As the data in Table 2B show, varying the type and/or amount of fatty acids in the shampoo compositions has some impact on the properties of the hair treated with the composition, other than the clean feel. However, the hair treated with compositions including polyunsaturated fatty acids demonstrated the best wet and dry properties overall. Although the hair treated with composition 1C had mostly good or very good wet and dry properties, the frizz control imparted was not as good as seen with the other compositions.

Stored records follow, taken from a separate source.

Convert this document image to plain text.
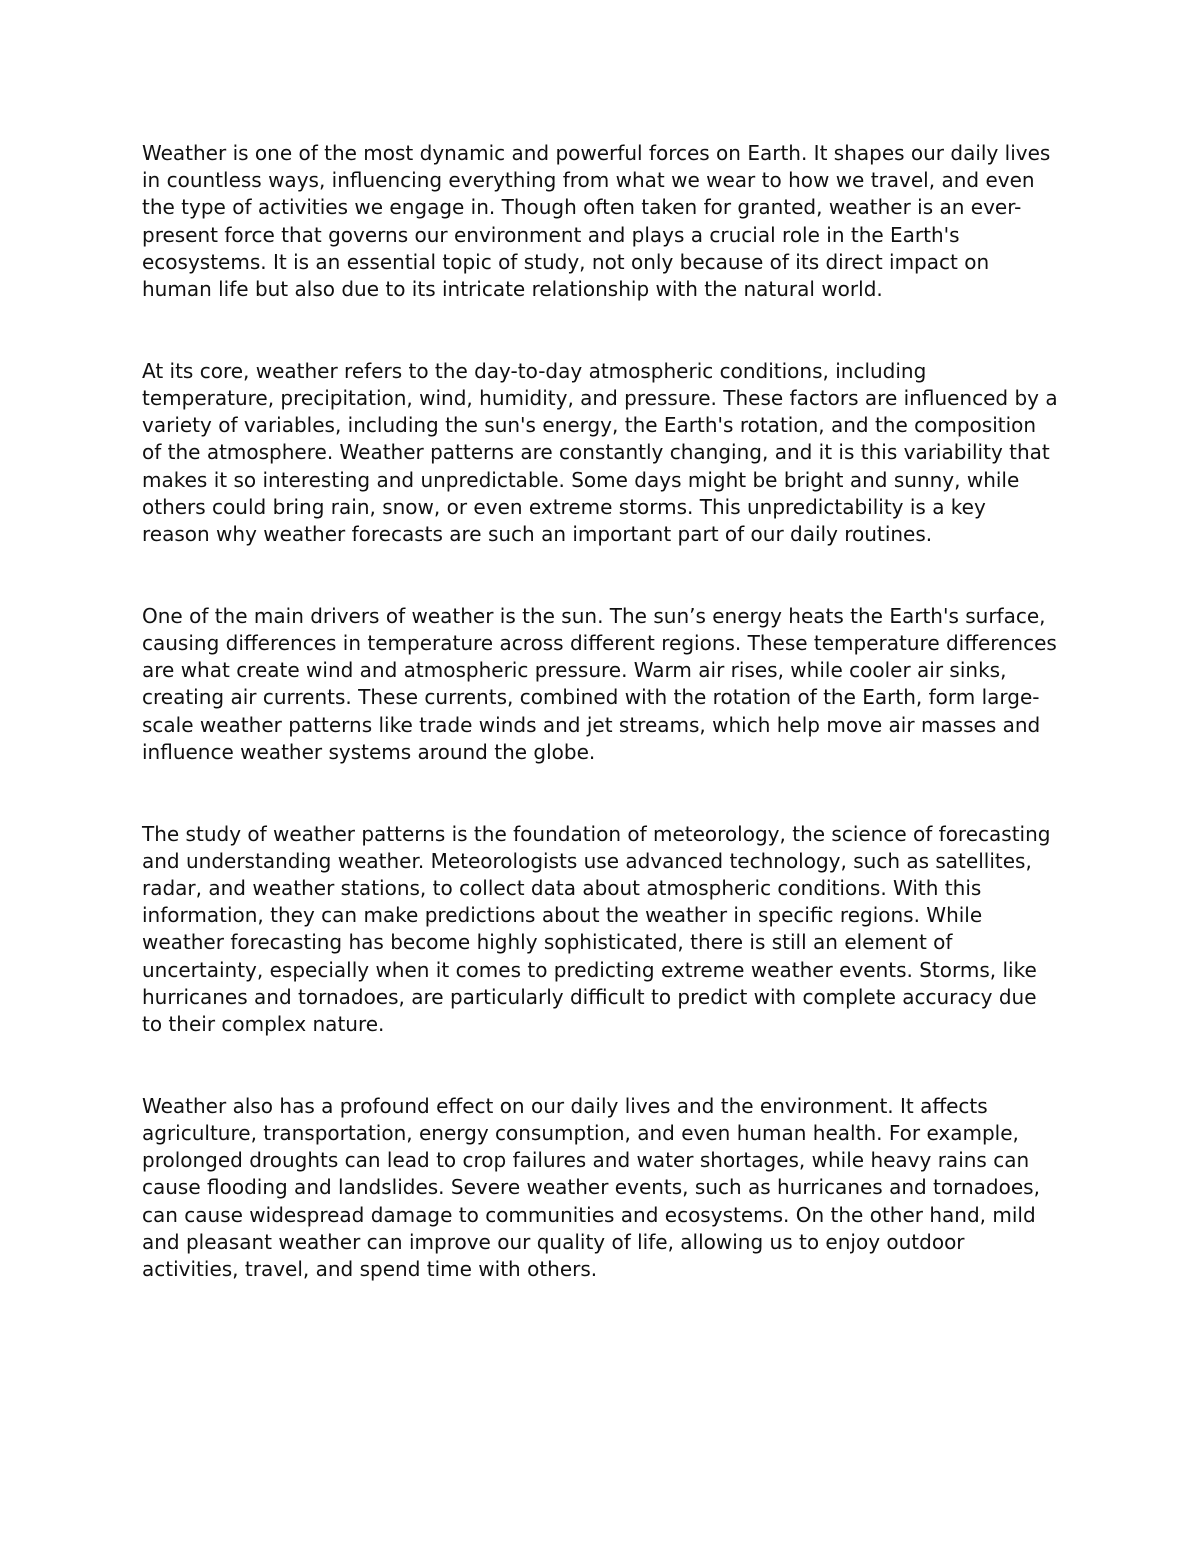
Weather is one of the most dynamic and powerful forces on Earth. It shapes our daily lives in countless ways, influencing everything from what we wear to how we travel, and even the type of activities we engage in. Though often taken for granted, weather is an ever-present force that governs our environment and plays a crucial role in the Earth's ecosystems. It is an essential topic of study, not only because of its direct impact on human life but also due to its intricate relationship with the natural world.

At its core, weather refers to the day-to-day atmospheric conditions, including temperature, precipitation, wind, humidity, and pressure. These factors are influenced by a variety of variables, including the sun's energy, the Earth's rotation, and the composition of the atmosphere. Weather patterns are constantly changing, and it is this variability that makes it so interesting and unpredictable. Some days might be bright and sunny, while others could bring rain, snow, or even extreme storms. This unpredictability is a key reason why weather forecasts are such an important part of our daily routines.

One of the main drivers of weather is the sun. The sun’s energy heats the Earth's surface, causing differences in temperature across different regions. These temperature differences are what create wind and atmospheric pressure. Warm air rises, while cooler air sinks, creating air currents. These currents, combined with the rotation of the Earth, form large-scale weather patterns like trade winds and jet streams, which help move air masses and influence weather systems around the globe.

The study of weather patterns is the foundation of meteorology, the science of forecasting and understanding weather. Meteorologists use advanced technology, such as satellites, radar, and weather stations, to collect data about atmospheric conditions. With this information, they can make predictions about the weather in specific regions. While weather forecasting has become highly sophisticated, there is still an element of uncertainty, especially when it comes to predicting extreme weather events. Storms, like hurricanes and tornadoes, are particularly difficult to predict with complete accuracy due to their complex nature.

Weather also has a profound effect on our daily lives and the environment. It affects agriculture, transportation, energy consumption, and even human health. For example, prolonged droughts can lead to crop failures and water shortages, while heavy rains can cause flooding and landslides. Severe weather events, such as hurricanes and tornadoes, can cause widespread damage to communities and ecosystems. On the other hand, mild and pleasant weather can improve our quality of life, allowing us to enjoy outdoor activities, travel, and spend time with others.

These results are also shown in FIG. 1. This study demonstrates that including fatty acids in sulfate-free shampoo compositions surprisingly provides unexpected beneficial cosmetic properties to the hair.

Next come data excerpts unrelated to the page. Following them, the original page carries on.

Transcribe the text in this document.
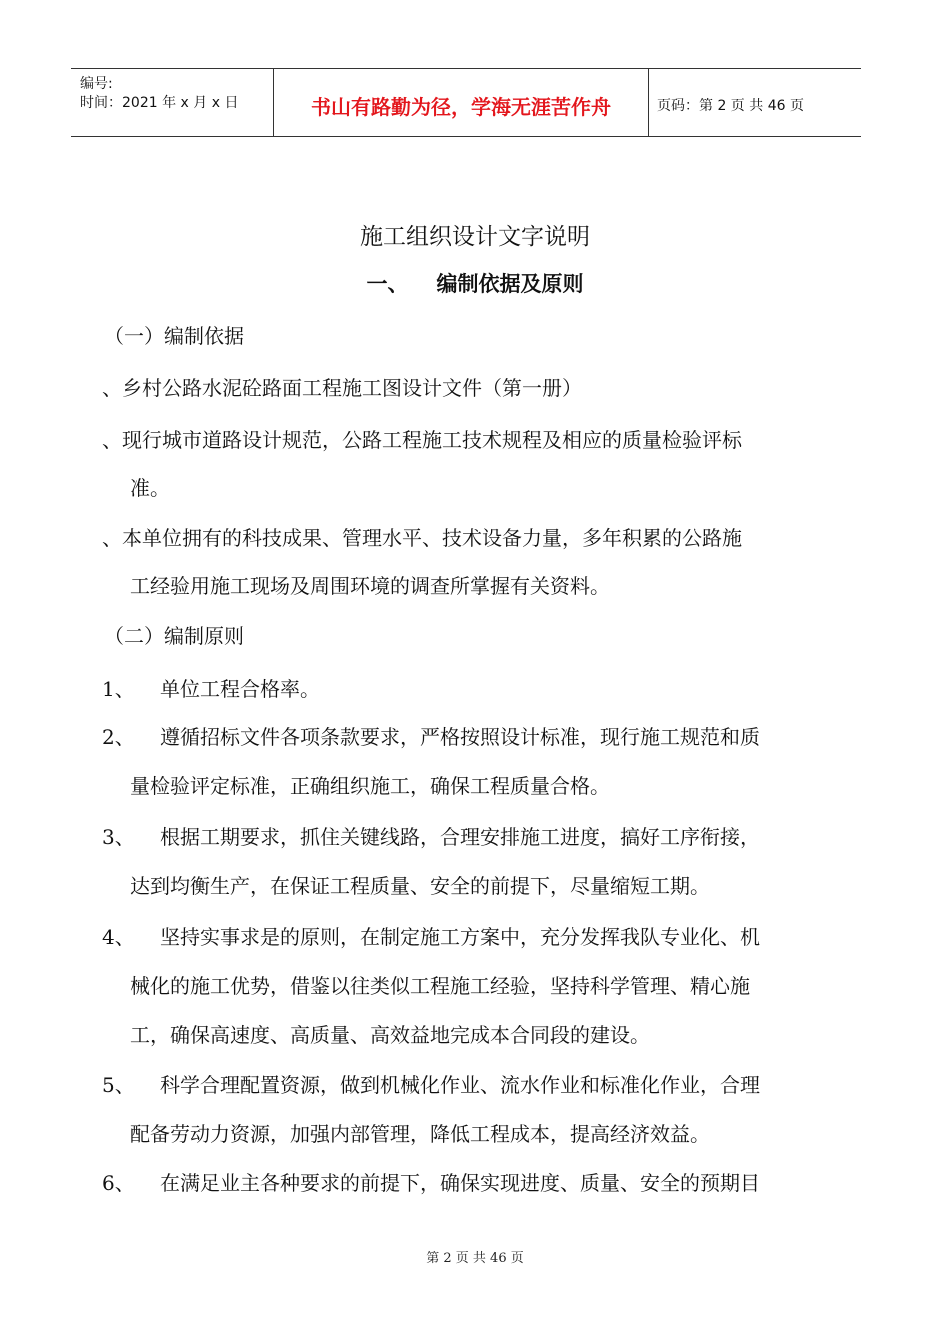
编号:
时间：2021 年 x 月 x 日	书山有路勤为径，学海无涯苦作舟	页码：第 2 页 共 46 页
施工组织设计文字说明
一、 编制依据及原则
（一）编制依据
、乡村公路水泥砼路面工程施工图设计文件（第一册）
、现行城市道路设计规范，公路工程施工技术规程及相应的质量检验评标
准。
、本单位拥有的科技成果、管理水平、技术设备力量，多年积累的公路施
工经验用施工现场及周围环境的调查所掌握有关资料。
（二）编制原则
1、 单位工程合格率。
2、 遵循招标文件各项条款要求，严格按照设计标准，现行施工规范和质
量检验评定标准，正确组织施工，确保工程质量合格。
3、 根据工期要求，抓住关键线路，合理安排施工进度，搞好工序衔接，
达到均衡生产，在保证工程质量、安全的前提下，尽量缩短工期。
4、 坚持实事求是的原则，在制定施工方案中，充分发挥我队专业化、机
械化的施工优势，借鉴以往类似工程施工经验，坚持科学管理、精心施
工，确保高速度、高质量、高效益地完成本合同段的建设。
5、 科学合理配置资源，做到机械化作业、流水作业和标准化作业，合理
配备劳动力资源，加强内部管理，降低工程成本，提高经济效益。
6、 在满足业主各种要求的前提下，确保实现进度、质量、安全的预期目
第 2 页 共 46 页
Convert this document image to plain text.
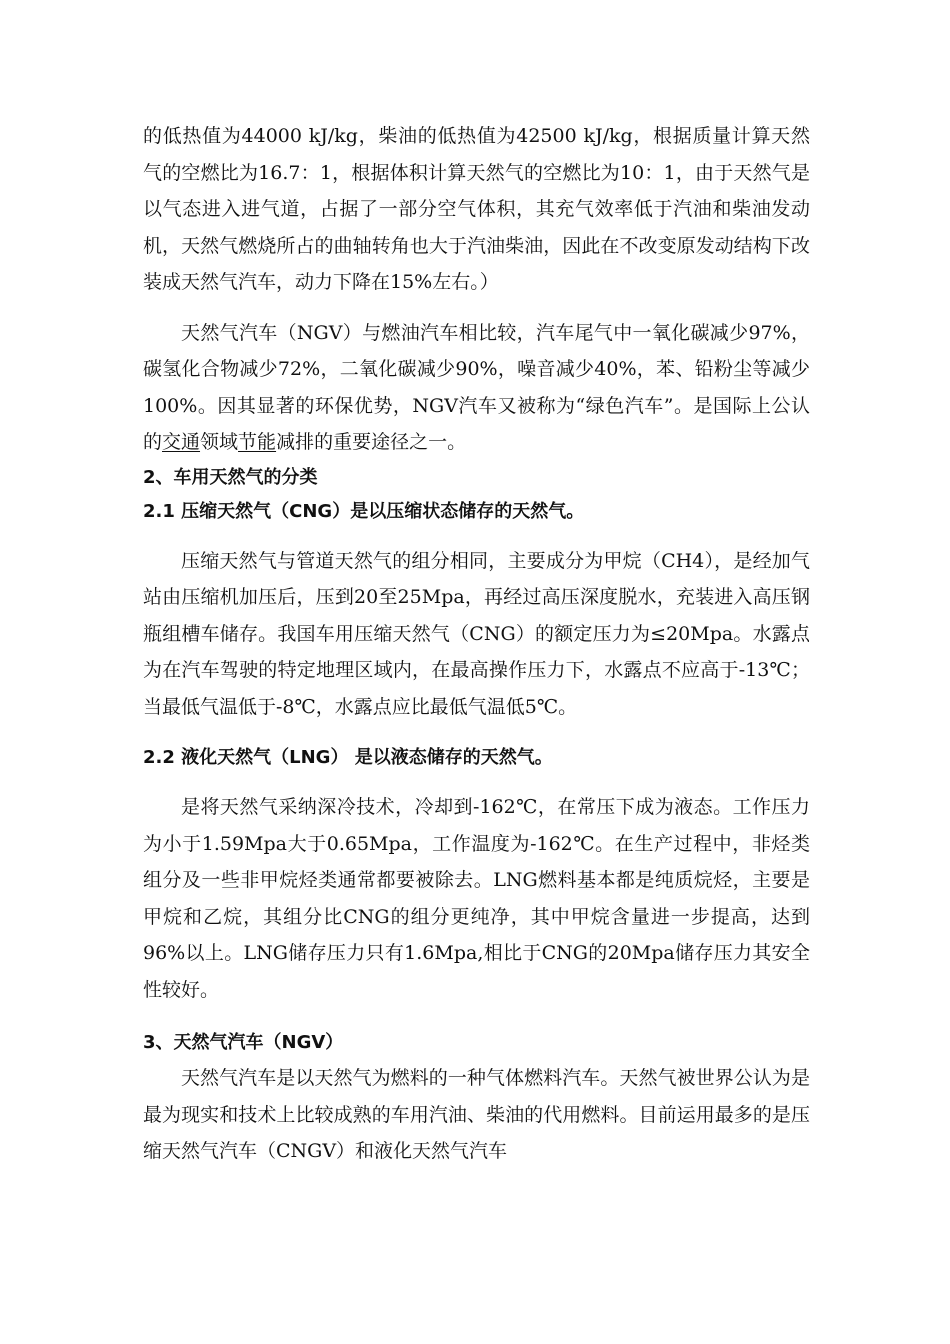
的低热值为44000 kJ/kg，柴油的低热值为42500 kJ/kg，根据质量计算天然气的空燃比为16.7：1，根据体积计算天然气的空燃比为10：1，由于天然气是以气态进入进气道，占据了一部分空气体积，其充气效率低于汽油和柴油发动机，天然气燃烧所占的曲轴转角也大于汽油柴油，因此在不改变原发动结构下改装成天然气汽车，动力下降在15%左右。）

天然气汽车（NGV）与燃油汽车相比较，汽车尾气中一氧化碳减少97%，碳氢化合物减少72%，二氧化碳减少90%，噪音减少40%，苯、铅粉尘等减少100%。因其显著的环保优势，NGV汽车又被称为“绿色汽车”。是国际上公认的交通领域节能减排的重要途径之一。

2、车用天然气的分类
2.1 压缩天然气（CNG）是以压缩状态储存的天然气。

压缩天然气与管道天然气的组分相同，主要成分为甲烷（CH4），是经加气站由压缩机加压后，压到20至25Mpa，再经过高压深度脱水，充装进入高压钢瓶组槽车储存。我国车用压缩天然气（CNG）的额定压力为≤20Mpa。水露点为在汽车驾驶的特定地理区域内，在最高操作压力下，水露点不应高于-13℃；当最低气温低于-8℃，水露点应比最低气温低5℃。

2.2 液化天然气（LNG） 是以液态储存的天然气。

是将天然气采纳深冷技术，冷却到-162℃，在常压下成为液态。工作压力为小于1.59Mpa大于0.65Mpa，工作温度为-162℃。在生产过程中，非烃类组分及一些非甲烷烃类通常都要被除去。LNG燃料基本都是纯质烷烃，主要是甲烷和乙烷，其组分比CNG的组分更纯净，其中甲烷含量进一步提高，达到96%以上。LNG储存压力只有1.6Mpa,相比于CNG的20Mpa储存压力其安全性较好。

3、天然气汽车（NGV）

天然气汽车是以天然气为燃料的一种气体燃料汽车。天然气被世界公认为是最为现实和技术上比较成熟的车用汽油、柴油的代用燃料。目前运用最多的是压缩天然气汽车（CNGV）和液化天然气汽车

This Example demonstrates that the combination of fatty acids with surfactants according to the disclosure surprisingly provide desirable cosmetic properties to the hair, as well as generating abundant, thick, and creamy foam in sulfate-free shampoo compositions.

Example 3—Additional Compositions

Compositions 2A-2D can also be prepared as shown in Table 3, and are likewise expected to provide similar benefits.

	TABLE 3
	2A	2B	2C	2D

CERAMIDES	0.008	0.003	0.01	0.002
BEHENTRIMONIUM	0.05
CHLORIDE
LINOLEIC ACID	0.75
α-LINOLENIC ACID	0.75
STEARIC ACID			0.08
CAPRIC ACID		1.0		0.50
SODIUM COCOYL TAURATE	1.00	1.00	0.75
DIOCTYL SODIUM	2.00	2.50	1.50	1.00
SULFOSUCCINATE
COCOBETAINE	1.00	0.50		0.75
SODIUM C14-16	7.50	3.50		1.00
OLEFIN SULFONATE
AMMONIUM ALPHA-OLEFIN			5.00	1.00
SULFONATE
AMODIMETHICONE AND/OR	1.0	1.5	0.50	0.10
DIMETHICONE
CETEARYL ALCOHOL			0.20	0.50
DISODIUM			1.50
COCOAMPHODIACETATE
DISODIUM	2.50		0.50	1.00
CAPRYLOAMPHODI-
PROPIONATE
TRIDECETH-6	0.1	0.1	0.1	0.1
CARBOMER	0.35	0.35	0.35	0.35
ZINC PYRITHIONE	0.5			1.1
PPG-5-CETETH-20	0.5	0.5	0.5	0.5
GLYCOL DISTEARATE	1.35	1.35	1.35	1.35
ADDITIVES (preservatives,	<3	<3	<3	<3
vitamins, pH adjusters,
stabilizers, antioxidants, etc.)
SOLVENTS (water and	QS TO	QS TO	QS TO	QS TO
non-aqueous solvents)	100	100	100	100

The above Examples demonstrate that the combination of surfactants and fatty acids according to the disclosure are surprisingly effective at cleansing and providing desirable cosmetic properties to the hair such as softness, smoothness, ease of detangling, and hydration, as well as generating abundant, thick, and creamy foam in sulfate-free shampoo compositions.